Denis Leary Quotes and Jokes

94 quotes

You all have that friend who's quitting it. I quit smoking. I quit drinking. I quit meat, and I feel great. I get up in at six in the morning and have a nice big bowl of oat bran. Then I go to the bathroom for three and a half hours. I eat another bowl of oat bran and go back into the bathroom for six more hours. All I do is eat and shit, I'm gonna live forever! My colon's the strongest muscle in my body right now. I could pass Elvis through my colon!

NyQuil, NyQuil, NyQuil! We love you, you giant fucking "Q"!

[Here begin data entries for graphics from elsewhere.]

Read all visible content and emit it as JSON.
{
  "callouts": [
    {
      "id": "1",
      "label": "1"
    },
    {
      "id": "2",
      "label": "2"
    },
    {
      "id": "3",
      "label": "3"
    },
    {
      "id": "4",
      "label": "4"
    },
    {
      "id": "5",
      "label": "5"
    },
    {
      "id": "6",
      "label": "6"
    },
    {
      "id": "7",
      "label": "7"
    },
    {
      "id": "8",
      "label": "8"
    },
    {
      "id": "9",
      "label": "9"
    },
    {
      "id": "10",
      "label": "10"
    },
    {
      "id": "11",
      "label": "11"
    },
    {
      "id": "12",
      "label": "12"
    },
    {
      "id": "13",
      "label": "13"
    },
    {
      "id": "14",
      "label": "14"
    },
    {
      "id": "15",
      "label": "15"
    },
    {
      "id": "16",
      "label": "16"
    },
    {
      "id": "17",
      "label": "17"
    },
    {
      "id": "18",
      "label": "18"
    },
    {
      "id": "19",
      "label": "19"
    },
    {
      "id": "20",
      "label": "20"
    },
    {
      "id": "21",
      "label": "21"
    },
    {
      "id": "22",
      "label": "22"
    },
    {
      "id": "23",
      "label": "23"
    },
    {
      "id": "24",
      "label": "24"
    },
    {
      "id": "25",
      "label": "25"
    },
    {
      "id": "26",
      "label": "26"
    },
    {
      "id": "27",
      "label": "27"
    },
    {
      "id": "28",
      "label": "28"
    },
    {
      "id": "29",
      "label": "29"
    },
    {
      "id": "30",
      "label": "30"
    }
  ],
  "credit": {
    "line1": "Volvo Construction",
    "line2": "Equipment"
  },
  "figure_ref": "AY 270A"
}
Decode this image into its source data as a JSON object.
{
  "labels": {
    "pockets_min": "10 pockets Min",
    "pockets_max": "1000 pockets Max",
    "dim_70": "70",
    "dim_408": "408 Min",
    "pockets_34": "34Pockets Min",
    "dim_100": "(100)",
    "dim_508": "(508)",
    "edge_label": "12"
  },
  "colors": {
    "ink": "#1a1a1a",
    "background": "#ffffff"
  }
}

"I'm just not happy, I'm just not happy. I'm just not happy because my life didn't turn out the way I thought it would." Hey, join the fucking club! I thought I was going to be the starting center fielder for the Boston Red Sox. Life sucks, get a fucking helmet! Alright?

I'm the Lord of the Dance! Fuck Michael Flatley, it's me!

Smoking takes ten years off your life. Well it's the ten worst years, isn't it folks? It's the ones at the end! It's the wheelchair, kidney dialysis, adult diaper fucking years. You can have those years! We don't want 'em, alright?

My parents used to beat the living shit out of me, okay? And I'm glad they did, and I'm looking forward to beating the shit out of my kids!

Remember Jim Fixx? The big famous jogging guy? Jogged fifteen miles a day. Did a jogging book. Did a jogging video. Dropped dead of a heart attack when? When he was fucking jogging, that's when!

You're 16 years old, you don't know shit about shit, and pull up your pants!

My biggest regret in life is that I didn't hit John Denver in the mouth while I has the chance.

Ted Kennedy, a good senator but a bad date you know what I mean? "What'd I forget? Goddamit the fuckin' girl! Jesus Christ where are my pants?"

Personally, I think Jim Henson said it best when he said "Anybody got an aspiren? I think I've got a cold."

I'm high as a kite and my teeth are green, Merry fucking Christmas!

I eat meat because meat tastes like murder, and murder tastes pretty dam good!

When I was a kid, Dunkin' Donuts had two things: coffee and donuts, and that was it! You took the donut, dunked it in the coffee, thus the fucking title of the place!

You know why the French hate us so much? Thay gave us the croissant. And you know what we did with it? We turned it into our croissandwich, thank you very much.